Washington Post, November 30, 2014)
According
to Washington Post, KiOR spent $5-$10 per gallon notwithstanding the cost of
building the plant. KiOR’s losses were $629.3 million and had revenues of $2.25
million. The bankruptcy was inevitable even though “Khosla spent $85 million and
Bill Gates $15 million in October 2013.”
The project
of transforming biomass into fuels by using “catalytic pyrolysis, or cracking,”
an invention by a company in the Netherlands, BIOeCON, turned out to be a renewable
money pit for KiOR which produced very little energy. http://www.bioecon.com/
Among
other energy programs and initiatives for renewable energy, President George W.

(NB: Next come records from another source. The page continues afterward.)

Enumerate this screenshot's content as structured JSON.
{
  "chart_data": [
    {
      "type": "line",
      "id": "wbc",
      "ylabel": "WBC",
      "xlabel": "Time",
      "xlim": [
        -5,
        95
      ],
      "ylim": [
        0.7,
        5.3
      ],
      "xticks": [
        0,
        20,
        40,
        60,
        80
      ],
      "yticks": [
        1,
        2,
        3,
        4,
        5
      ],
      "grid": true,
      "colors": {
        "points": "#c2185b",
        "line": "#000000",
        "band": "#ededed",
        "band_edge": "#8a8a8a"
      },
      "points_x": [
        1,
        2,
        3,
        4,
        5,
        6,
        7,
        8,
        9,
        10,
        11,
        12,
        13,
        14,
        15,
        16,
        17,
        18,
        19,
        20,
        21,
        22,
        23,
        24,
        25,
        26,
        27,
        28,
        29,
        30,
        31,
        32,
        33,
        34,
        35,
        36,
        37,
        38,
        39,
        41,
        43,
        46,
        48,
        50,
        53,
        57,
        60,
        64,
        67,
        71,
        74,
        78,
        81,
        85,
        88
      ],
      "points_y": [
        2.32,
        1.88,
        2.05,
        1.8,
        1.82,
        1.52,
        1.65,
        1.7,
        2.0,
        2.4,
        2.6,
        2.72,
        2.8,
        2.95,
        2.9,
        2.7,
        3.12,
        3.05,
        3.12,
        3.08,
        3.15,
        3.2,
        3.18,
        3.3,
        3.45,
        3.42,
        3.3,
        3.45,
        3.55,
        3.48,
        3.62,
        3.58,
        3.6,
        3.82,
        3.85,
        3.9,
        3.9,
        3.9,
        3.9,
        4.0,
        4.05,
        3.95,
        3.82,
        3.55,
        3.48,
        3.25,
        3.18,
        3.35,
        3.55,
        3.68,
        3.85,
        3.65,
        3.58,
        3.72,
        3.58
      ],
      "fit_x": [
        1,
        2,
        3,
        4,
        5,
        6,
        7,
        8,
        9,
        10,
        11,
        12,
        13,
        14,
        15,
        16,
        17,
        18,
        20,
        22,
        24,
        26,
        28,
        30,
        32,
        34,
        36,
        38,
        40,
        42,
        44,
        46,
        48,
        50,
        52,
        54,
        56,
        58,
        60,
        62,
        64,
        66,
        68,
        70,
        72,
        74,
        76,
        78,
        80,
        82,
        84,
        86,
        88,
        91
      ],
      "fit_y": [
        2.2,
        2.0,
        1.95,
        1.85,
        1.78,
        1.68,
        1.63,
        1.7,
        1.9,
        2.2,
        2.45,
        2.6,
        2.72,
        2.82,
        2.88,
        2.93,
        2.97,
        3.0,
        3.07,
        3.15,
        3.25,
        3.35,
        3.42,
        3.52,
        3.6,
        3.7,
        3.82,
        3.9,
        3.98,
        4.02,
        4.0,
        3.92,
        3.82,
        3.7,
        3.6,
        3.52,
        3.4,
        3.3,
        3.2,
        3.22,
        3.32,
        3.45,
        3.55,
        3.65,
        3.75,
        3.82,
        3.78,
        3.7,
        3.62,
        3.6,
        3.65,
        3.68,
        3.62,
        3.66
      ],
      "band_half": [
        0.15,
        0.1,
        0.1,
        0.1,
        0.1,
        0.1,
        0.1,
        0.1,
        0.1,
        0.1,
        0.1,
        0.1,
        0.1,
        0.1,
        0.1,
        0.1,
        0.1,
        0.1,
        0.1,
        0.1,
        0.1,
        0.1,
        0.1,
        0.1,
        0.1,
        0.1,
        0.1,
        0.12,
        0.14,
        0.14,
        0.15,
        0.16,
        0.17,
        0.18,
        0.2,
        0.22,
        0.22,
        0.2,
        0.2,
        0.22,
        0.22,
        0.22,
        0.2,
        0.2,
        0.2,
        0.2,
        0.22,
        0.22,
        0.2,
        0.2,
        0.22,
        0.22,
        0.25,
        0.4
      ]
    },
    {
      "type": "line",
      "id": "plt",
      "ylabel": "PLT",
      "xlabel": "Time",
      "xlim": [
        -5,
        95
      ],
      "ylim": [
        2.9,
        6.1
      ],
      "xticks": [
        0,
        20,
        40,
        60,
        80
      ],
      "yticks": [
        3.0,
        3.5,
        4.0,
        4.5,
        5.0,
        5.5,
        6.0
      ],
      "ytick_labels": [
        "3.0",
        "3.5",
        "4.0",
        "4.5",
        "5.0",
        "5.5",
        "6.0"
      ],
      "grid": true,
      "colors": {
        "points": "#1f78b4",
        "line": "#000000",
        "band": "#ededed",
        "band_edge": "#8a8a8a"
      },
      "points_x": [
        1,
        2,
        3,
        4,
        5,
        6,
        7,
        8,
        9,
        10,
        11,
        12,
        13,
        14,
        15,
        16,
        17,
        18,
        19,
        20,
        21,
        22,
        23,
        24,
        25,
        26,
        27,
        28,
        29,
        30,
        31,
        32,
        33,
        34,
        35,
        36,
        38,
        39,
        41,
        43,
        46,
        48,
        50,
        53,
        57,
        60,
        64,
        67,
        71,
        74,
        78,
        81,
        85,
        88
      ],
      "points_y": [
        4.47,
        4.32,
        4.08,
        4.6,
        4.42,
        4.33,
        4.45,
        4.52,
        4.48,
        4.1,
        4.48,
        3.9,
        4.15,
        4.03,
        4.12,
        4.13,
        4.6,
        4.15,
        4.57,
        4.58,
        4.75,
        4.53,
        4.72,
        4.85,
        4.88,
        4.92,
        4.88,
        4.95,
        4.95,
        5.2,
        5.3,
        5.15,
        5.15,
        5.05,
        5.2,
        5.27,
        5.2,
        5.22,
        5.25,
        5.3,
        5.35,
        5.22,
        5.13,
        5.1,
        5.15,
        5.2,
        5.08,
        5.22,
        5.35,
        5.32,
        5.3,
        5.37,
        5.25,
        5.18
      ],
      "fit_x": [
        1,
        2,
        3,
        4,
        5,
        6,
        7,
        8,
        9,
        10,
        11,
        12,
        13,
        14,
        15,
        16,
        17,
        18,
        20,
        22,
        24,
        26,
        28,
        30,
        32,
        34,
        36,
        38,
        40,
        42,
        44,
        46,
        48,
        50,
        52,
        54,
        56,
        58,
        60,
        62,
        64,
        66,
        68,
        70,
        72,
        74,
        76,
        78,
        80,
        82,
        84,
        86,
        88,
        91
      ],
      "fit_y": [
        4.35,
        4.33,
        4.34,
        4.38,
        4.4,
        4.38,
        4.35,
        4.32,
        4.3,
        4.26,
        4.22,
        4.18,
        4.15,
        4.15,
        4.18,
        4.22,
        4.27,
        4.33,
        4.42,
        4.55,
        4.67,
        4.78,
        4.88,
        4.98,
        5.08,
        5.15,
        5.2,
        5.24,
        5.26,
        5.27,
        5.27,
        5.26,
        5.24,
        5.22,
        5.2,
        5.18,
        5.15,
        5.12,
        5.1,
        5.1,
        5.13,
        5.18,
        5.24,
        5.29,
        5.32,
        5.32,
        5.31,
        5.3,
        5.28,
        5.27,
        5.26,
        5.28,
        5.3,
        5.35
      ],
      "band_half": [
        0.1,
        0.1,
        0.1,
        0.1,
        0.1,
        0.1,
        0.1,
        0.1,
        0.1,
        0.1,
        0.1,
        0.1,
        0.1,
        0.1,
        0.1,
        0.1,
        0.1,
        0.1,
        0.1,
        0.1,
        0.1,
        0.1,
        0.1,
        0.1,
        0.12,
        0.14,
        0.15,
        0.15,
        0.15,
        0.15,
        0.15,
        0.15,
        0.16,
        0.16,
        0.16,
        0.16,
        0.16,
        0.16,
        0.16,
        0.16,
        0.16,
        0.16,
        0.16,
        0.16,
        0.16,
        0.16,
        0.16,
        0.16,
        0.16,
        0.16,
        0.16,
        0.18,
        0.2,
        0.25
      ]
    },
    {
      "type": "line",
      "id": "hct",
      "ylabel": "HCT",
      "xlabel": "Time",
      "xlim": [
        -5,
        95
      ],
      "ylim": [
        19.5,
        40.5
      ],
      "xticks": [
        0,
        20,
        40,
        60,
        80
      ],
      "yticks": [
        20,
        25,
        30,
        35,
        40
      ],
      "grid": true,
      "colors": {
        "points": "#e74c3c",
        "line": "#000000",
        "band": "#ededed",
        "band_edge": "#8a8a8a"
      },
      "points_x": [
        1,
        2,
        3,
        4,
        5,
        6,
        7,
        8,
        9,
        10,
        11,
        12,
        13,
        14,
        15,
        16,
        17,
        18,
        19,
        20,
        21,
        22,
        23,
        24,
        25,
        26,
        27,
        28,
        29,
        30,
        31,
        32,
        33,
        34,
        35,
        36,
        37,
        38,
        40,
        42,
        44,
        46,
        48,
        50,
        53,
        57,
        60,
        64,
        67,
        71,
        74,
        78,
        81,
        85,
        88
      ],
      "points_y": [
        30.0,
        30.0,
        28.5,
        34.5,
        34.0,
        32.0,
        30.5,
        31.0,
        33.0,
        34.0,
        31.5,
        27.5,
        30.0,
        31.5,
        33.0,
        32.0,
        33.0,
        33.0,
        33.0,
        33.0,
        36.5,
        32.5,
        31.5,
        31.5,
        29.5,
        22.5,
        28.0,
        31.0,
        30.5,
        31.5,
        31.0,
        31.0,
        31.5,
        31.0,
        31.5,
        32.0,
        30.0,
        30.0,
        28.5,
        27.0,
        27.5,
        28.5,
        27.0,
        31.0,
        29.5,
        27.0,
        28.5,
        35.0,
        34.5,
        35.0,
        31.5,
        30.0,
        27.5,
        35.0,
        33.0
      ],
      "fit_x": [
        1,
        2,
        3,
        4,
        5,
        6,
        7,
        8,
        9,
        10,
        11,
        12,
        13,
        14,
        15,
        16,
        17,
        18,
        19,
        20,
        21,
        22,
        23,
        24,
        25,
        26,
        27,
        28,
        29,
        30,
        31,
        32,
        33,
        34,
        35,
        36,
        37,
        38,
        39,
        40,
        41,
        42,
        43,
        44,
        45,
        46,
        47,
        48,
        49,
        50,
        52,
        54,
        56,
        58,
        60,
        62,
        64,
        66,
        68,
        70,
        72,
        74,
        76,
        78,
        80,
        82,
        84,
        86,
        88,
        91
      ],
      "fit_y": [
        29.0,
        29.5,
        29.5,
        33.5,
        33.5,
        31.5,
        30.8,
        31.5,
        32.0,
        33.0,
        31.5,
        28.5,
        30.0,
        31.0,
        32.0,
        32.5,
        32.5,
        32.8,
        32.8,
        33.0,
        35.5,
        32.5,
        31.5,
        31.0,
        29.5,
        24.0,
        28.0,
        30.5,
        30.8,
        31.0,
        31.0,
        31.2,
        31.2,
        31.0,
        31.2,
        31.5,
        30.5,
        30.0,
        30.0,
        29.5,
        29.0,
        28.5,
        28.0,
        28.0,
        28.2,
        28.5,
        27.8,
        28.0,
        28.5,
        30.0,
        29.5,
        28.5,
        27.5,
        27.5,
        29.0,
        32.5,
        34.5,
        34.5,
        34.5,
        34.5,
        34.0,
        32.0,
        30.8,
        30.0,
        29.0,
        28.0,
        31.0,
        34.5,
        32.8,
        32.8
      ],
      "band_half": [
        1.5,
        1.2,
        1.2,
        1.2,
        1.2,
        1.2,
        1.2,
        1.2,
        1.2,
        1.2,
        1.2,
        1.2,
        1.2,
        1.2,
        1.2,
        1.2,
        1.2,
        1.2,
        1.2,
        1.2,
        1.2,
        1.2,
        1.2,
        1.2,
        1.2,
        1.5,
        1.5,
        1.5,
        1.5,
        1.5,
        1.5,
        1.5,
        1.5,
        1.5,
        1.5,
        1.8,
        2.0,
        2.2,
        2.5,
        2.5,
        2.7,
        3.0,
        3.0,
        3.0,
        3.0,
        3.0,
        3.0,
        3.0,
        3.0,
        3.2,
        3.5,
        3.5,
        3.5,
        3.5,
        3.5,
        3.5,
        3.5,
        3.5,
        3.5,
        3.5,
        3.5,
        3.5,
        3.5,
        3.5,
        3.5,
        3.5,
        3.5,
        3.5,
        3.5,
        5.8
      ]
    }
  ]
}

Bush promised in 2006 “to make ethanol not just from corn, but from wood chips
and stalks and switch grass.” http://georgewbush-whitehouse.archives.gov/infocus/energy/
Using
corn as fuel was not such a great idea either; corn that fed billions of people
around the world skyrocketed in price in recent years and became scarcer,
causing people in many countries to riot.
Wind
turbines caused health hazards in humans and millions of bird kills around the
world, some on the endangered species list. The energy produced was certainly
dirty green and inadequate for most developed countries. Conventional fossil
fuels were used to run gears to prevent rusting and to supplant electricity
when the wind turbines were idle. Turbines had to be cut off in some areas at
speeds of maximum production of electricity because the noise and constant
thumping was unbearable to the nearby residents. Just because a turbine
rotates, it does not necessarily mean that it produces electricity.
Are most
large economies of the world ready to ditch fossil fuels entirely as proposed in
Lima Peru by the environmental architects of gloom and doom alarmism and
replace them with renewables? The answer is a resounding no, unless we are
ready to live in the dark ages again.